Middle school is an awkward time of life. Your child is already going through a lot of changes, such as moving to a new school and going through puberty. It can be especially difficult for middle schoolers when their parents get a divorce.

If you find yourself dealing with this situation, become familiar with the emotional impact and possible responses your preteen or teen may have to the divorce. This age group may respond in anger to situations that upset them. This means you need to be ready for more tension and arguments. There may also be quite a bit of resentment. Of course, each child is different, so your child may not respond this way.

Regardless of the reaction your child has, here are some tips for helping them deal with the end of the marriage in a constructive way.

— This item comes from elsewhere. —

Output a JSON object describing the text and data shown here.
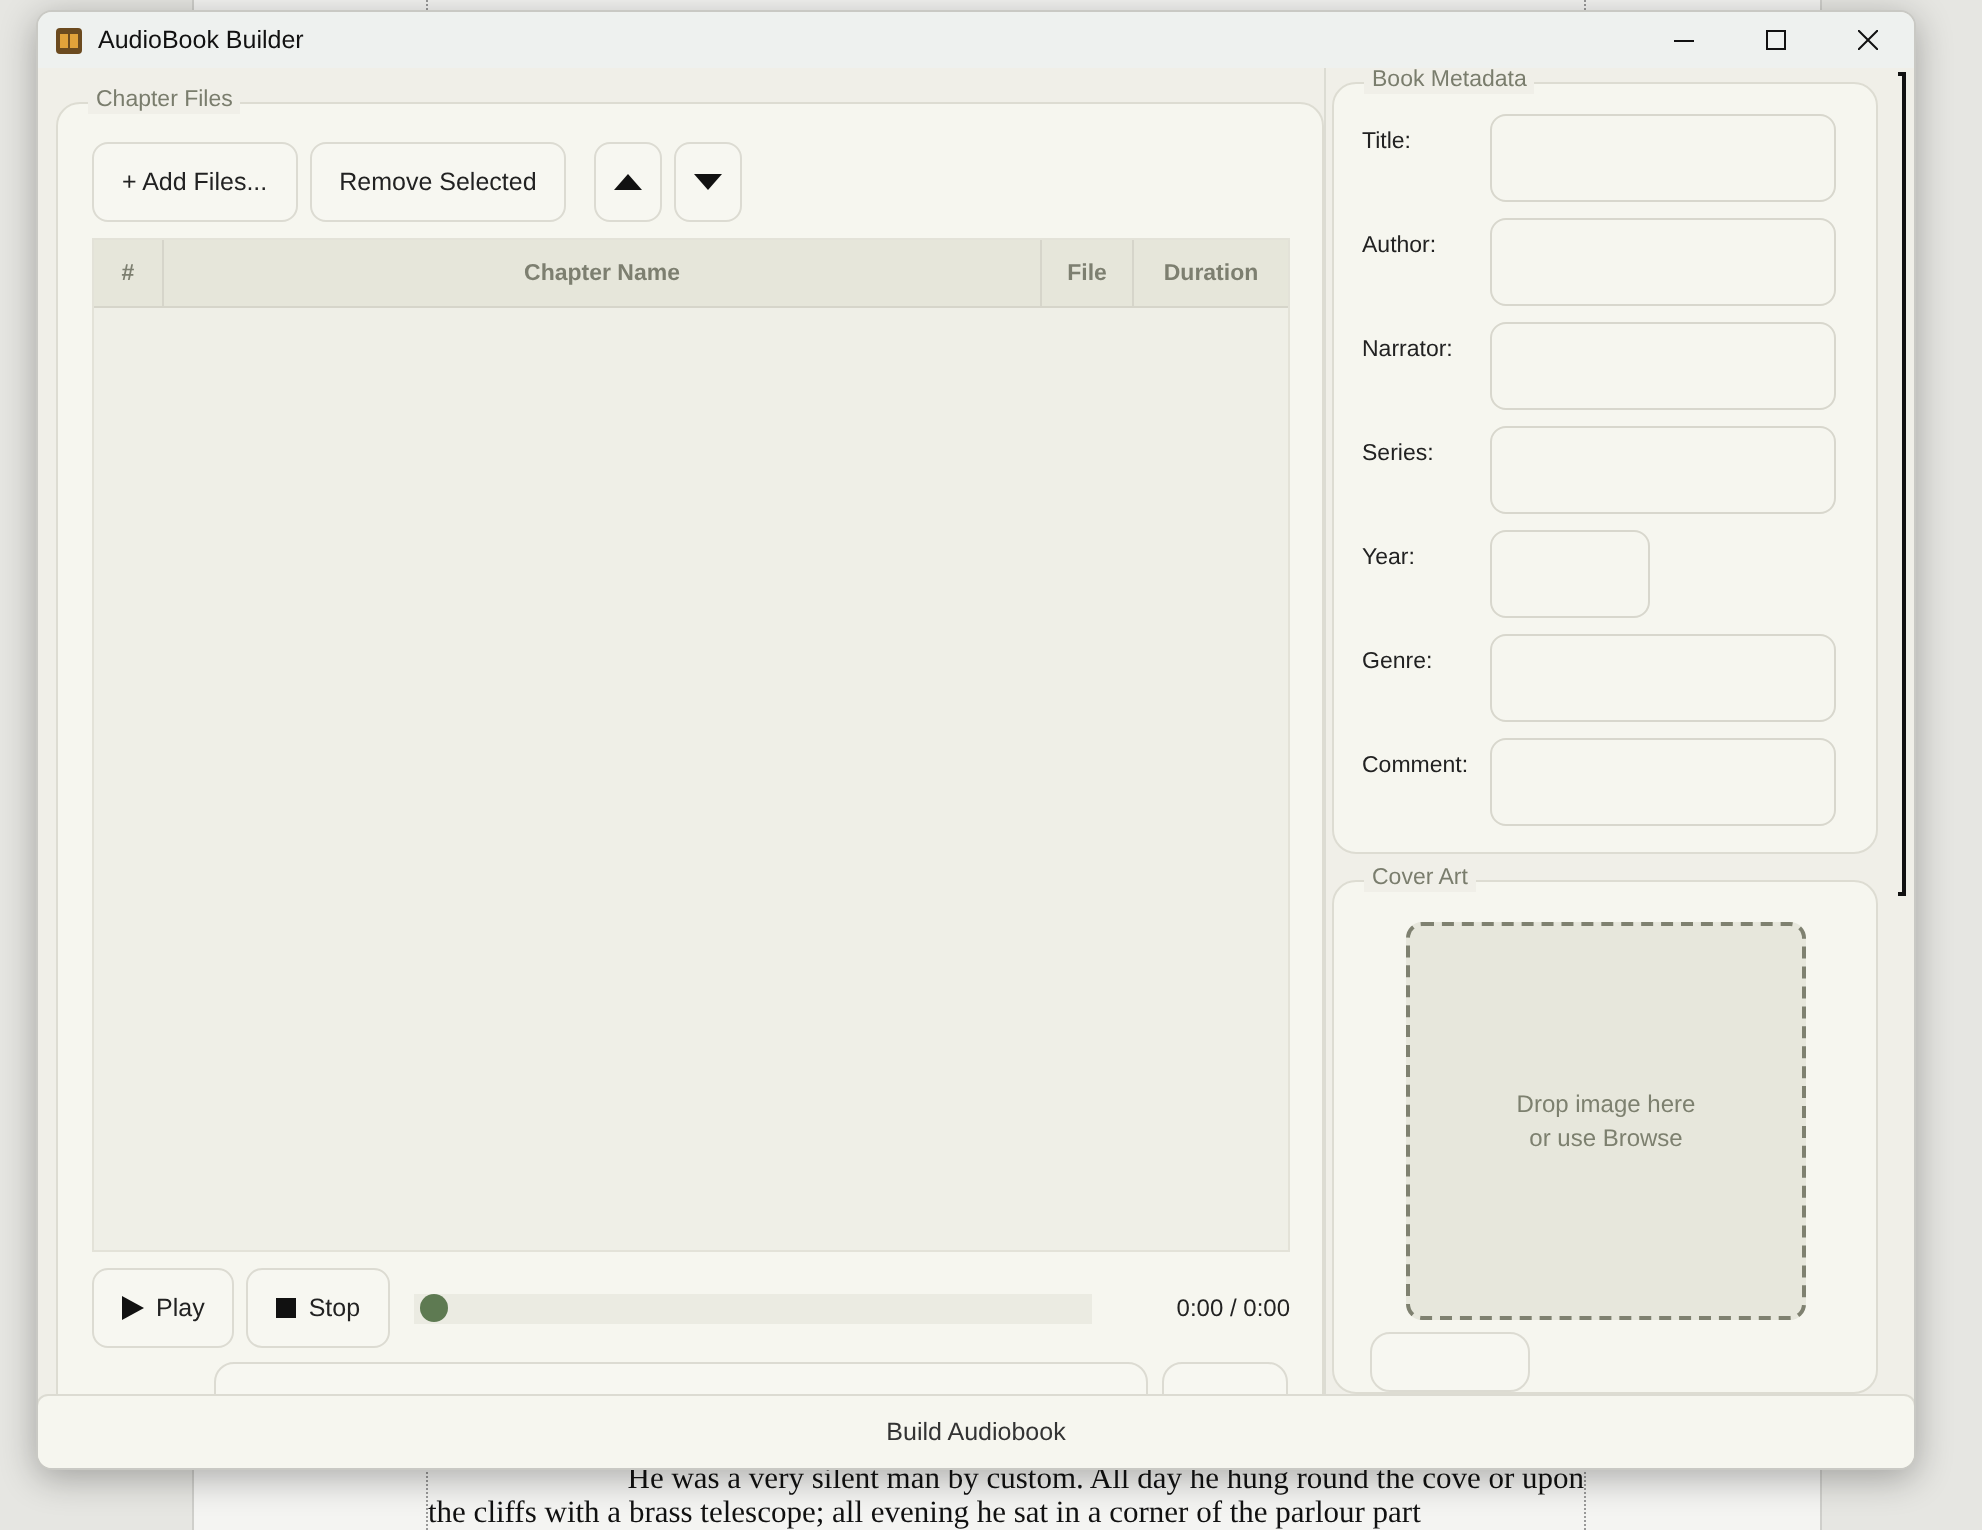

Maintain open communication: Do not shut off from your child. Allow him or her to express feelings and discuss what is happening. Answer questions your child has, and be willing to discuss anything. Keeping communication open can help your child feel better because it shows you are not hiding anything or keeping secrets.

Keep relationships on track: It is too common for children to experience separation with one parent during a divorce. This is detrimental to the child-parent relationship, and also to a child’s development. Work hard to ensure you and your spouse both remain constants in your child’s life by negotiating a parenting plan that allows both of you ample time to maintain a healthy relationship.

Do not allow bad behavior: The divorce may occupy a lot of your time, but it is equally important to make sure you pay attention to your middle-school child. You do not want him or her to develop bad habits or bad friendships just for the sake of attention-getting. Monitor your child’s behavior and step in when it becomes destructive or dangerous.

By maintaining meaningful connections and focusing on your middle schooler, you may be able to help them get through the divorce without psychological scars.